Kurze Geschichte des syrischen Bürgerkriegs

In den vier Jahrzehnten bis 2011 war in vielen arabischen Ländern die Bevölkerung viel schneller gewachsen als die Wirtschaftskraft und Infrastruktur, in Syrien in besonderem Maße. Die resultierenden sozialen Spannungen führten zur Unzufriedenheit mit den Regierungen jedweder Couleur und entluden sich schließlich im Arabischen Frühling. Der Westen, die Türkei und die Golfstaaten erkannten ihre Chance, eine syrische Regierung loszuwerden, die nicht ihr Verbündeter war, sondern derjenige des Iran, Russlands und der Hisbollah-Milizen im Libanon. Sie riefen sofort zum Regimewechsel auf. Das führte wunschgemäß zu einer schnellen Eskalation des Konflikts. Einheiten der syrischen Armee desertierten, bezeichneten sich als Freie Syrische Armee (FSA) und griffen andere Einheiten der syrischen Armee an. Die Gegner al-Assads im Ausland unterstützten die FSA propagandistisch und materiell. Bis Ende 2012 entwickelte sich die militärische Lage zugunsten dieser Gegner.
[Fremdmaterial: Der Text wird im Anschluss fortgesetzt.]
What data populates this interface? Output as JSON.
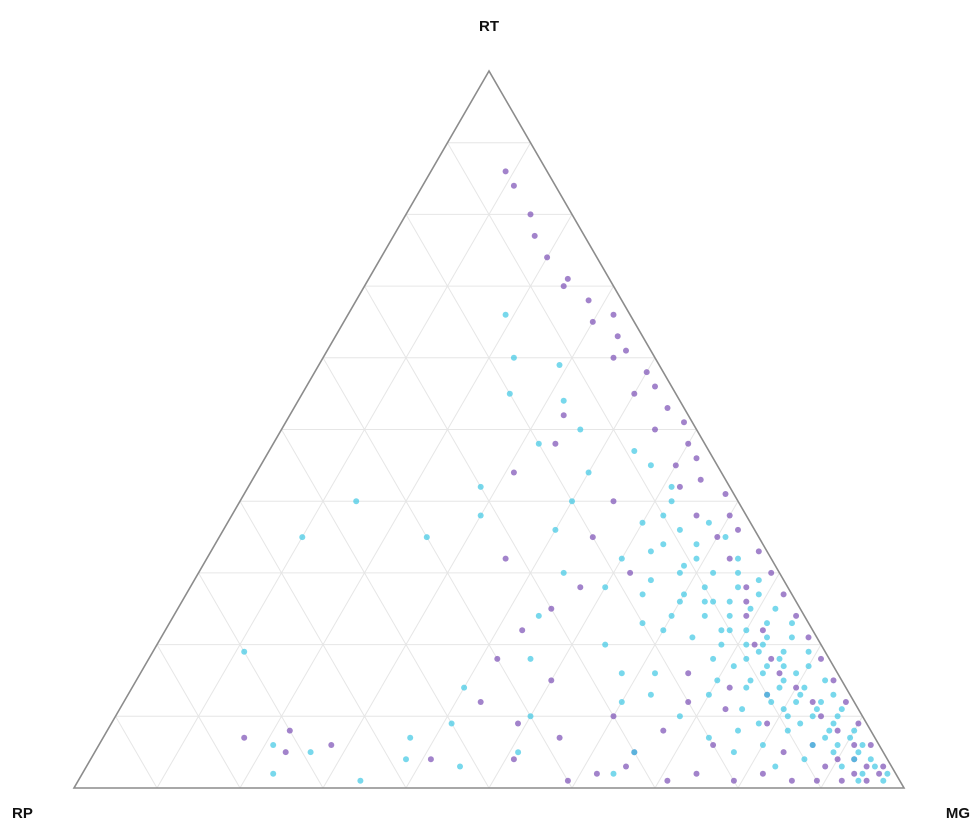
{
  "chart_data": {
    "type": "scatter",
    "subtype": "ternary",
    "title": "",
    "axes": {
      "top": "RT",
      "left": "RP",
      "right": "MG"
    },
    "grid": true,
    "grid_divisions": 10,
    "legend": "none",
    "marker_opacity": 0.7,
    "series": [
      {
        "color": "#7a4fb5",
        "points_rt_rp_mg": [
          [
            0.86,
            0.05,
            0.09
          ],
          [
            0.84,
            0.05,
            0.11
          ],
          [
            0.8,
            0.05,
            0.15
          ],
          [
            0.77,
            0.06,
            0.17
          ],
          [
            0.74,
            0.06,
            0.2
          ],
          [
            0.71,
            0.05,
            0.24
          ],
          [
            0.68,
            0.04,
            0.28
          ],
          [
            0.66,
            0.02,
            0.32
          ],
          [
            0.63,
            0.03,
            0.34
          ],
          [
            0.61,
            0.03,
            0.36
          ],
          [
            0.58,
            0.02,
            0.4
          ],
          [
            0.56,
            0.02,
            0.42
          ],
          [
            0.53,
            0.02,
            0.45
          ],
          [
            0.51,
            0.01,
            0.48
          ],
          [
            0.48,
            0.02,
            0.5
          ],
          [
            0.46,
            0.02,
            0.52
          ],
          [
            0.43,
            0.03,
            0.54
          ],
          [
            0.41,
            0.01,
            0.58
          ],
          [
            0.38,
            0.02,
            0.6
          ],
          [
            0.36,
            0.02,
            0.62
          ],
          [
            0.33,
            0.01,
            0.66
          ],
          [
            0.3,
            0.01,
            0.69
          ],
          [
            0.27,
            0.01,
            0.72
          ],
          [
            0.24,
            0.01,
            0.75
          ],
          [
            0.21,
            0.01,
            0.78
          ],
          [
            0.18,
            0.01,
            0.81
          ],
          [
            0.15,
            0.01,
            0.84
          ],
          [
            0.12,
            0.01,
            0.87
          ],
          [
            0.09,
            0.01,
            0.9
          ],
          [
            0.06,
            0.01,
            0.93
          ],
          [
            0.03,
            0.01,
            0.96
          ],
          [
            0.02,
            0.02,
            0.96
          ],
          [
            0.04,
            0.04,
            0.92
          ],
          [
            0.06,
            0.03,
            0.91
          ],
          [
            0.08,
            0.04,
            0.88
          ],
          [
            0.1,
            0.05,
            0.85
          ],
          [
            0.12,
            0.05,
            0.83
          ],
          [
            0.14,
            0.06,
            0.8
          ],
          [
            0.16,
            0.07,
            0.77
          ],
          [
            0.18,
            0.07,
            0.75
          ],
          [
            0.2,
            0.08,
            0.72
          ],
          [
            0.22,
            0.06,
            0.72
          ],
          [
            0.24,
            0.07,
            0.69
          ],
          [
            0.26,
            0.06,
            0.68
          ],
          [
            0.28,
            0.05,
            0.67
          ],
          [
            0.32,
            0.05,
            0.63
          ],
          [
            0.35,
            0.05,
            0.6
          ],
          [
            0.38,
            0.06,
            0.56
          ],
          [
            0.42,
            0.06,
            0.52
          ],
          [
            0.45,
            0.05,
            0.5
          ],
          [
            0.5,
            0.05,
            0.45
          ],
          [
            0.55,
            0.05,
            0.4
          ],
          [
            0.6,
            0.05,
            0.35
          ],
          [
            0.65,
            0.05,
            0.3
          ],
          [
            0.7,
            0.06,
            0.24
          ],
          [
            0.01,
            0.04,
            0.95
          ],
          [
            0.01,
            0.07,
            0.92
          ],
          [
            0.01,
            0.1,
            0.89
          ],
          [
            0.01,
            0.13,
            0.86
          ],
          [
            0.02,
            0.16,
            0.82
          ],
          [
            0.01,
            0.2,
            0.79
          ],
          [
            0.02,
            0.24,
            0.74
          ],
          [
            0.01,
            0.28,
            0.71
          ],
          [
            0.03,
            0.32,
            0.65
          ],
          [
            0.02,
            0.36,
            0.62
          ],
          [
            0.01,
            0.4,
            0.59
          ],
          [
            0.04,
            0.45,
            0.51
          ],
          [
            0.06,
            0.2,
            0.74
          ],
          [
            0.08,
            0.25,
            0.67
          ],
          [
            0.05,
            0.3,
            0.65
          ],
          [
            0.1,
            0.3,
            0.6
          ],
          [
            0.07,
            0.38,
            0.55
          ],
          [
            0.09,
            0.42,
            0.49
          ],
          [
            0.12,
            0.45,
            0.43
          ],
          [
            0.04,
            0.55,
            0.41
          ],
          [
            0.06,
            0.66,
            0.28
          ],
          [
            0.08,
            0.7,
            0.22
          ],
          [
            0.05,
            0.72,
            0.23
          ],
          [
            0.07,
            0.76,
            0.17
          ],
          [
            0.15,
            0.35,
            0.5
          ],
          [
            0.18,
            0.4,
            0.42
          ],
          [
            0.22,
            0.35,
            0.43
          ],
          [
            0.25,
            0.3,
            0.45
          ],
          [
            0.28,
            0.25,
            0.47
          ],
          [
            0.3,
            0.18,
            0.52
          ],
          [
            0.35,
            0.2,
            0.45
          ],
          [
            0.4,
            0.15,
            0.45
          ],
          [
            0.44,
            0.25,
            0.31
          ],
          [
            0.48,
            0.18,
            0.34
          ],
          [
            0.52,
            0.15,
            0.33
          ],
          [
            0.32,
            0.32,
            0.36
          ],
          [
            0.12,
            0.2,
            0.68
          ],
          [
            0.14,
            0.14,
            0.72
          ],
          [
            0.16,
            0.18,
            0.66
          ],
          [
            0.09,
            0.12,
            0.79
          ],
          [
            0.11,
            0.16,
            0.73
          ],
          [
            0.13,
            0.1,
            0.77
          ],
          [
            0.03,
            0.08,
            0.89
          ],
          [
            0.05,
            0.12,
            0.83
          ],
          [
            0.02,
            0.05,
            0.93
          ],
          [
            0.03,
            0.03,
            0.94
          ],
          [
            0.04,
            0.06,
            0.9
          ],
          [
            0.06,
            0.08,
            0.86
          ]
        ]
      },
      {
        "color": "#3ec7e4",
        "points_rt_rp_mg": [
          [
            0.66,
            0.15,
            0.19
          ],
          [
            0.6,
            0.17,
            0.23
          ],
          [
            0.59,
            0.12,
            0.29
          ],
          [
            0.55,
            0.2,
            0.25
          ],
          [
            0.54,
            0.14,
            0.32
          ],
          [
            0.5,
            0.14,
            0.36
          ],
          [
            0.48,
            0.2,
            0.32
          ],
          [
            0.44,
            0.16,
            0.4
          ],
          [
            0.42,
            0.3,
            0.28
          ],
          [
            0.4,
            0.2,
            0.4
          ],
          [
            0.38,
            0.32,
            0.3
          ],
          [
            0.36,
            0.24,
            0.4
          ],
          [
            0.35,
            0.4,
            0.25
          ],
          [
            0.32,
            0.18,
            0.5
          ],
          [
            0.3,
            0.26,
            0.44
          ],
          [
            0.28,
            0.22,
            0.5
          ],
          [
            0.26,
            0.14,
            0.6
          ],
          [
            0.24,
            0.32,
            0.44
          ],
          [
            0.22,
            0.18,
            0.6
          ],
          [
            0.2,
            0.26,
            0.54
          ],
          [
            0.18,
            0.36,
            0.46
          ],
          [
            0.16,
            0.22,
            0.62
          ],
          [
            0.14,
            0.46,
            0.4
          ],
          [
            0.12,
            0.28,
            0.6
          ],
          [
            0.1,
            0.4,
            0.5
          ],
          [
            0.09,
            0.5,
            0.41
          ],
          [
            0.07,
            0.56,
            0.37
          ],
          [
            0.05,
            0.44,
            0.51
          ],
          [
            0.04,
            0.58,
            0.38
          ],
          [
            0.03,
            0.52,
            0.45
          ],
          [
            0.02,
            0.34,
            0.64
          ],
          [
            0.05,
            0.3,
            0.65
          ],
          [
            0.05,
            0.69,
            0.26
          ],
          [
            0.06,
            0.73,
            0.21
          ],
          [
            0.02,
            0.75,
            0.23
          ],
          [
            0.01,
            0.65,
            0.34
          ],
          [
            0.19,
            0.7,
            0.11
          ],
          [
            0.35,
            0.55,
            0.1
          ],
          [
            0.4,
            0.46,
            0.14
          ],
          [
            0.45,
            0.08,
            0.47
          ],
          [
            0.4,
            0.08,
            0.52
          ],
          [
            0.38,
            0.1,
            0.52
          ],
          [
            0.36,
            0.09,
            0.55
          ],
          [
            0.34,
            0.08,
            0.58
          ],
          [
            0.32,
            0.09,
            0.59
          ],
          [
            0.3,
            0.08,
            0.62
          ],
          [
            0.3,
            0.12,
            0.58
          ],
          [
            0.28,
            0.1,
            0.62
          ],
          [
            0.28,
            0.06,
            0.66
          ],
          [
            0.26,
            0.08,
            0.66
          ],
          [
            0.26,
            0.11,
            0.63
          ],
          [
            0.25,
            0.06,
            0.69
          ],
          [
            0.24,
            0.09,
            0.67
          ],
          [
            0.24,
            0.12,
            0.64
          ],
          [
            0.23,
            0.05,
            0.72
          ],
          [
            0.22,
            0.08,
            0.7
          ],
          [
            0.22,
            0.11,
            0.67
          ],
          [
            0.21,
            0.06,
            0.73
          ],
          [
            0.2,
            0.09,
            0.71
          ],
          [
            0.2,
            0.12,
            0.68
          ],
          [
            0.19,
            0.05,
            0.76
          ],
          [
            0.19,
            0.08,
            0.73
          ],
          [
            0.18,
            0.1,
            0.72
          ],
          [
            0.18,
            0.06,
            0.76
          ],
          [
            0.17,
            0.08,
            0.75
          ],
          [
            0.17,
            0.12,
            0.71
          ],
          [
            0.16,
            0.05,
            0.79
          ],
          [
            0.16,
            0.09,
            0.75
          ],
          [
            0.15,
            0.07,
            0.78
          ],
          [
            0.15,
            0.11,
            0.74
          ],
          [
            0.14,
            0.05,
            0.81
          ],
          [
            0.14,
            0.08,
            0.78
          ],
          [
            0.13,
            0.06,
            0.81
          ],
          [
            0.13,
            0.1,
            0.77
          ],
          [
            0.12,
            0.04,
            0.84
          ],
          [
            0.12,
            0.07,
            0.81
          ],
          [
            0.11,
            0.05,
            0.84
          ],
          [
            0.11,
            0.09,
            0.8
          ],
          [
            0.1,
            0.03,
            0.87
          ],
          [
            0.1,
            0.06,
            0.84
          ],
          [
            0.09,
            0.04,
            0.87
          ],
          [
            0.09,
            0.08,
            0.83
          ],
          [
            0.08,
            0.02,
            0.9
          ],
          [
            0.08,
            0.05,
            0.87
          ],
          [
            0.07,
            0.03,
            0.9
          ],
          [
            0.07,
            0.06,
            0.87
          ],
          [
            0.06,
            0.02,
            0.92
          ],
          [
            0.06,
            0.05,
            0.89
          ],
          [
            0.05,
            0.03,
            0.92
          ],
          [
            0.05,
            0.06,
            0.89
          ],
          [
            0.04,
            0.02,
            0.94
          ],
          [
            0.04,
            0.04,
            0.92
          ],
          [
            0.03,
            0.02,
            0.95
          ],
          [
            0.02,
            0.01,
            0.97
          ],
          [
            0.01,
            0.02,
            0.97
          ],
          [
            0.32,
            0.04,
            0.64
          ],
          [
            0.3,
            0.05,
            0.65
          ],
          [
            0.29,
            0.03,
            0.68
          ],
          [
            0.27,
            0.04,
            0.69
          ],
          [
            0.25,
            0.03,
            0.72
          ],
          [
            0.23,
            0.02,
            0.75
          ],
          [
            0.21,
            0.03,
            0.76
          ],
          [
            0.19,
            0.02,
            0.79
          ],
          [
            0.17,
            0.03,
            0.8
          ],
          [
            0.15,
            0.02,
            0.83
          ],
          [
            0.13,
            0.02,
            0.85
          ],
          [
            0.11,
            0.02,
            0.87
          ],
          [
            0.35,
            0.04,
            0.61
          ],
          [
            0.37,
            0.05,
            0.58
          ],
          [
            0.42,
            0.07,
            0.51
          ],
          [
            0.47,
            0.09,
            0.44
          ],
          [
            0.33,
            0.14,
            0.53
          ],
          [
            0.29,
            0.16,
            0.55
          ],
          [
            0.27,
            0.18,
            0.55
          ],
          [
            0.24,
            0.16,
            0.6
          ],
          [
            0.21,
            0.15,
            0.64
          ],
          [
            0.18,
            0.14,
            0.68
          ],
          [
            0.15,
            0.15,
            0.7
          ],
          [
            0.13,
            0.17,
            0.7
          ],
          [
            0.11,
            0.14,
            0.75
          ],
          [
            0.09,
            0.13,
            0.78
          ],
          [
            0.08,
            0.16,
            0.76
          ],
          [
            0.06,
            0.14,
            0.8
          ],
          [
            0.05,
            0.18,
            0.77
          ],
          [
            0.04,
            0.1,
            0.86
          ],
          [
            0.03,
            0.14,
            0.83
          ],
          [
            0.07,
            0.2,
            0.73
          ],
          [
            0.1,
            0.22,
            0.68
          ],
          [
            0.13,
            0.24,
            0.63
          ],
          [
            0.16,
            0.26,
            0.58
          ],
          [
            0.23,
            0.2,
            0.57
          ],
          [
            0.27,
            0.13,
            0.6
          ],
          [
            0.31,
            0.11,
            0.58
          ],
          [
            0.34,
            0.12,
            0.54
          ],
          [
            0.37,
            0.13,
            0.5
          ],
          [
            0.26,
            0.1,
            0.64
          ],
          [
            0.22,
            0.1,
            0.68
          ],
          [
            0.2,
            0.07,
            0.73
          ],
          [
            0.17,
            0.06,
            0.77
          ],
          [
            0.14,
            0.12,
            0.74
          ],
          [
            0.12,
            0.1,
            0.78
          ],
          [
            0.1,
            0.09,
            0.81
          ],
          [
            0.08,
            0.1,
            0.82
          ],
          [
            0.06,
            0.08,
            0.86
          ],
          [
            0.03,
            0.06,
            0.91
          ],
          [
            0.02,
            0.04,
            0.94
          ],
          [
            0.01,
            0.05,
            0.94
          ]
        ]
      }
    ]
  }
}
Nach zähen Verhandlungen mit der zerstrittenen Opposition gegen al-Assad (und vermutlich auch untereinander) gelang es dem Westen, der Türkei und den Golfstaaten im November 2012 den Anschein einer Exilregierung zu installieren. Diese Regierung war formell als säkular angelegt und sollte Vertreter aller Religionen und Volksgruppen enthalten, wobei sich allerdings kein kurdischer Politiker bereitgefunden hatte, an dem Projekt teilzunehmen. Diese säkulare und inklusive Anlage kann weder im Interesse der Golfstaaten noch in demjenigen der Türkei gewesen sein, war aber für die US-Regierung unabdingbar, weil nur so Mittel freigemacht werden konnten, mit denen die CIA FSA-Kämpfer trainieren und der FSA „nichttödliche“ Ausrüstung bereitstellen konnte. Zu diesem Zweck wurde die FSA auch kurzerhand als Armee der Exilregierung deklariert. Auch Israel hat die FSA mit Waffen und durch medizinische Behandlung ihrer Kämpfer unterstützt, wie im August 2014 bekannt wurde.

Die ausländischen Regierungen gingen zu diesem Zeitpunkt davon aus, das die al-Assad-Regierung innerhalb weniger Monate fallen würde oder ließen diese Ansicht doch zumindest durch ihre Propagandaapparate verbreiten. Bis zum 13. Dezember 2012 gelang es, 88 Staaten dazu zu bringen, diese Regierung als „legitime“ oder „einzig legitime“ Vertretung des syrischen Volkes anzuerkennen (die UNO hatte zu diesem Zeitpunkt etwa 190 Mitglieder). Im März 2013 kam noch Malta dazu, das mit der Anerkennung der Regierung wenigstens gewartet hatte, bis auch ein Premierminister ernannt wurde.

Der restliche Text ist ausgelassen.